By Kumera Genet, Former Urban Alliance Program Coordinator
I don't remember the exact breakdown of the vote, but the verdict was clear. My group of approximately 30 Urban Alliance Interns no longer wanted to be referred to as a "caseload." This wasn't a point of contention or derision, it was simply a deviation from our workshop topic that became an extended conversation. By this point in the year, the students were especially aware of the power of language, and names are important. We agreed that "cohort" or "group" sounded better and that was what I called them for the remainder of the program. It was fun and one of my favorite days as a Program Coordinator (PC). I felt that the quality and honesty of the communication in the Urban Alliance program empowered our students and promoted agency in their decision making.
The Sapir Worf hypothesis suggests that language helps to shape the way we perceive reality and can influence our thought process. For many readers, the phrase "the Beltway" is associated with Washington, D.C., and "downtown" is connected with a visual of the shiny glass facades of buildings on M and K Street, where a large number of the Urban Alliance Interns work.
Many areas of Washington, D.C. are described in ways that don't accurately reflect the true character of the residents, but are still applied indiscriminately. Unfortunately, these descriptions sometimes lead to lower expectations of D.C. youth and internalized self-doubt for some of the new students we meet during recruitment. This is why one of the first lessons that Interns complete during Urban Alliance's pre-work orientation is the "30 second commercial," or elevator speech. Within weeks, we push students to use detailed language so that they can be identified by their interests, experience and future plans -- rather than a reputation that was determined before they were born.
Over the course of the year, this positive terminology is expanded intentionally through regular one on one conversation, emails, networking events, and professional workshops. Students can ask for advice about the appropriate way to request an informational interview, or how to say they are busy at work and can't take on more tasks. I can remember quick side huddles with Interns at networking events to brainstorm questions, or recall names of presenters. As a program, we worked to ensure that students had the language to navigate diverse environments and that the language would accurately display their professional qualities.

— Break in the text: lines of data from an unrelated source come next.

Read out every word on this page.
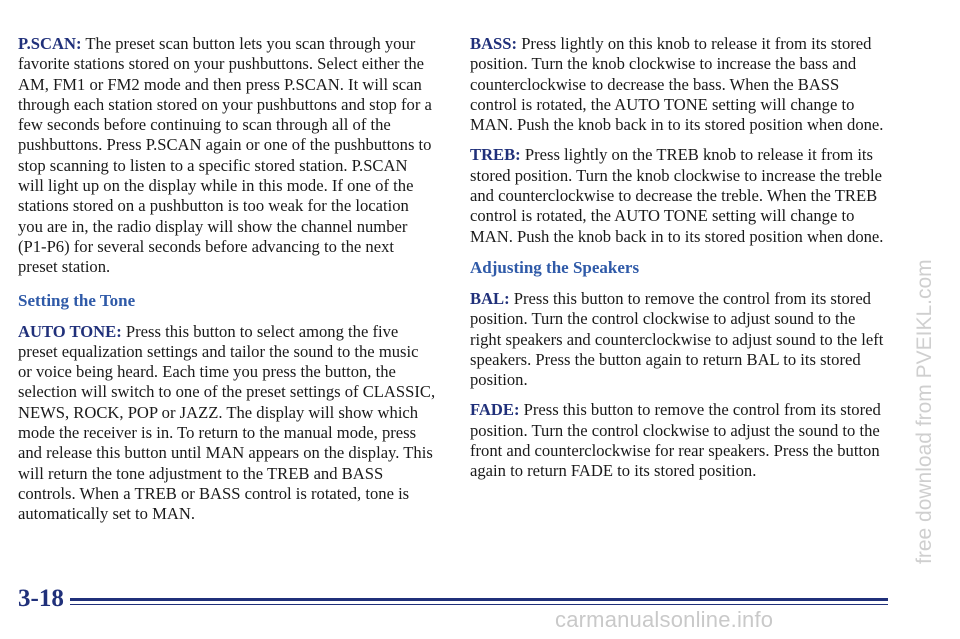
P.SCAN: The preset scan button lets you scan through your favorite stations stored on your pushbuttons. Select either the AM, FM1 or FM2 mode and then press P.SCAN. It will scan through each station stored on your pushbuttons and stop for a few seconds before continuing to scan through all of the pushbuttons. Press P.SCAN again or one of the pushbuttons to stop scanning to listen to a specific stored station. P.SCAN will light up on the display while in this mode. If one of the stations stored on a pushbutton is too weak for the location you are in, the radio display will show the channel number (P1-P6) for several seconds before advancing to the next preset station.

Setting the Tone

AUTO TONE: Press this button to select among the five preset equalization settings and tailor the sound to the music or voice being heard. Each time you press the button, the selection will switch to one of the preset settings of CLASSIC, NEWS, ROCK, POP or JAZZ. The display will show which mode the receiver is in. To return to the manual mode, press and release this button until MAN appears on the display. This will return the tone adjustment to the TREB and BASS controls. When a TREB or BASS control is rotated, tone is automatically set to MAN.

BASS: Press lightly on this knob to release it from its stored position. Turn the knob clockwise to increase the bass and counterclockwise to decrease the bass. When the BASS control is rotated, the AUTO TONE setting will change to MAN. Push the knob back in to its stored position when done.

TREB: Press lightly on the TREB knob to release it from its stored position. Turn the knob clockwise to increase the treble and counterclockwise to decrease the treble. When the TREB control is rotated, the AUTO TONE setting will change to MAN. Push the knob back in to its stored position when done.

Adjusting the Speakers

BAL: Press this button to remove the control from its stored position. Turn the control clockwise to adjust sound to the right speakers and counterclockwise to adjust sound to the left speakers. Press the button again to return BAL to its stored position.

FADE: Press this button to remove the control from its stored position. Turn the control clockwise to adjust the sound to the front and counterclockwise for rear speakers. Press the button again to return FADE to its stored position.

3-18
free download from PVEIKL.com
carmanualsonline.info
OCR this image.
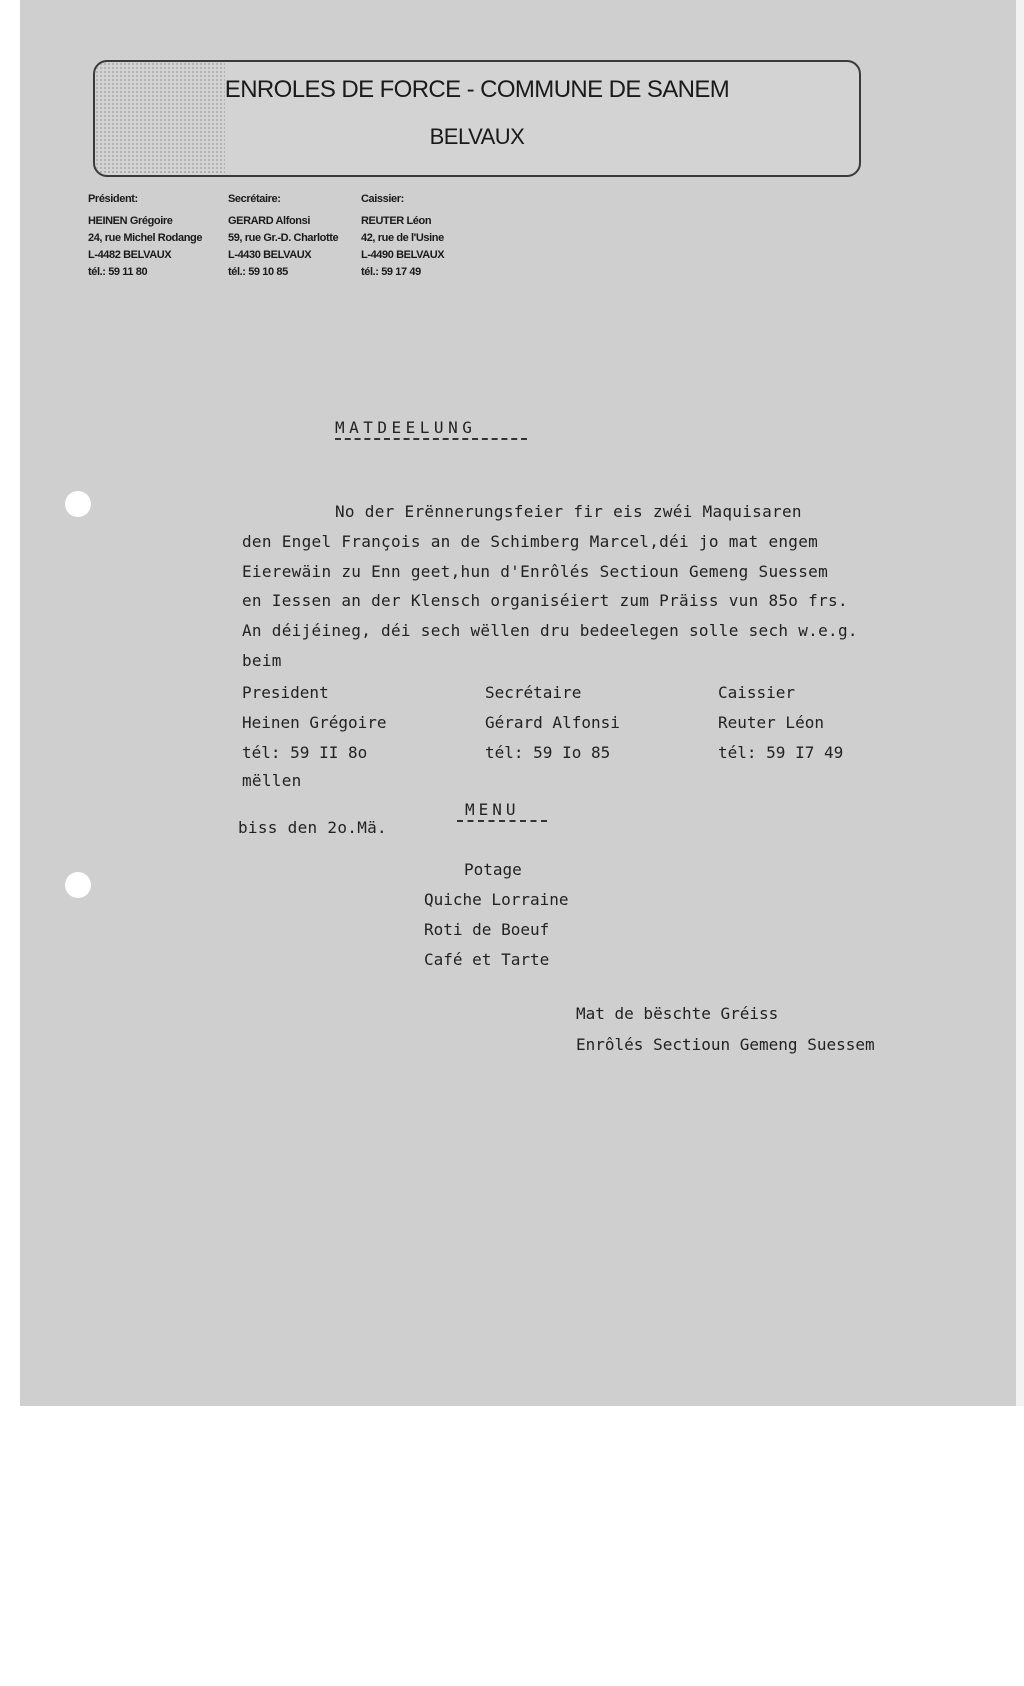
ENROLES DE FORCE - COMMUNE DE SANEM
BELVAUX
Président:
HEINEN Grégoire
24, rue Michel Rodange
L-4482 BELVAUX
tél.: 59 11 80
Secrétaire:
GERARD Alfonsi
59, rue Gr.-D. Charlotte
L-4430 BELVAUX
tél.: 59 10 85
Caissier:
REUTER Léon
42, rue de l'Usine
L-4490 BELVAUX
tél.: 59 17 49
MATDEELUNG
No der Erënnerungsfeier fir eis zwéi Maquisaren
den Engel François an de Schimberg Marcel,déi jo mat engem
Eierewäin zu Enn geet,hun d'Enrôlés Sectioun Gemeng Suessem
en Iessen an der Klensch organiséiert zum Präiss vun 85o frs.
An déijéineg, déi sech wëllen dru bedeelegen solle sech w.e.g.
beim
President
Heinen Grégoire
tél: 59 II 8o
Secrétaire
Gérard Alfonsi
tél: 59 Io 85
Caissier
Reuter Léon
tél: 59 I7 49
mëllen
biss den 2o.Mä.
MENU
Potage
Quiche Lorraine
Roti de Boeuf
Café et Tarte
Mat de bëschte Gréiss
Enrôlés Sectioun Gemeng Suessem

In workshops, we created a safe space for ideas and candor. Urban Alliance cares about feedback from our participants. At times we challenged them, and endlessly asked for more detail in verbal responses, but we also welcomed the same in return. No one could slide by with a weak answer and neither could I. In one good natured exchange about professional attire, a student asked me," Is it unprofessional, or do you just not like it?". As our group relationship developed, the communication in our workshops regularly reached a level of clarity that was at times hard to attain outside of the program.
After a couple of months, language became the main instrument of each Intern's ambition or resiliency. The senior year of high school is full of opportunities, significant decisions, and incredibly important deadlines. It was great to see the Interns use their professional vocabulary to schedule college tours, advocate for new projects in their jobs, make repeated calls to Financial Aid offices, and no longer fear interviews. This was evidence of the self-sufficiency that we strived to develop in the program. We were happy to see the interns individually give slide presentations on their work experience at year's end, and even happier that they could transfer the bullet points directly to their resume.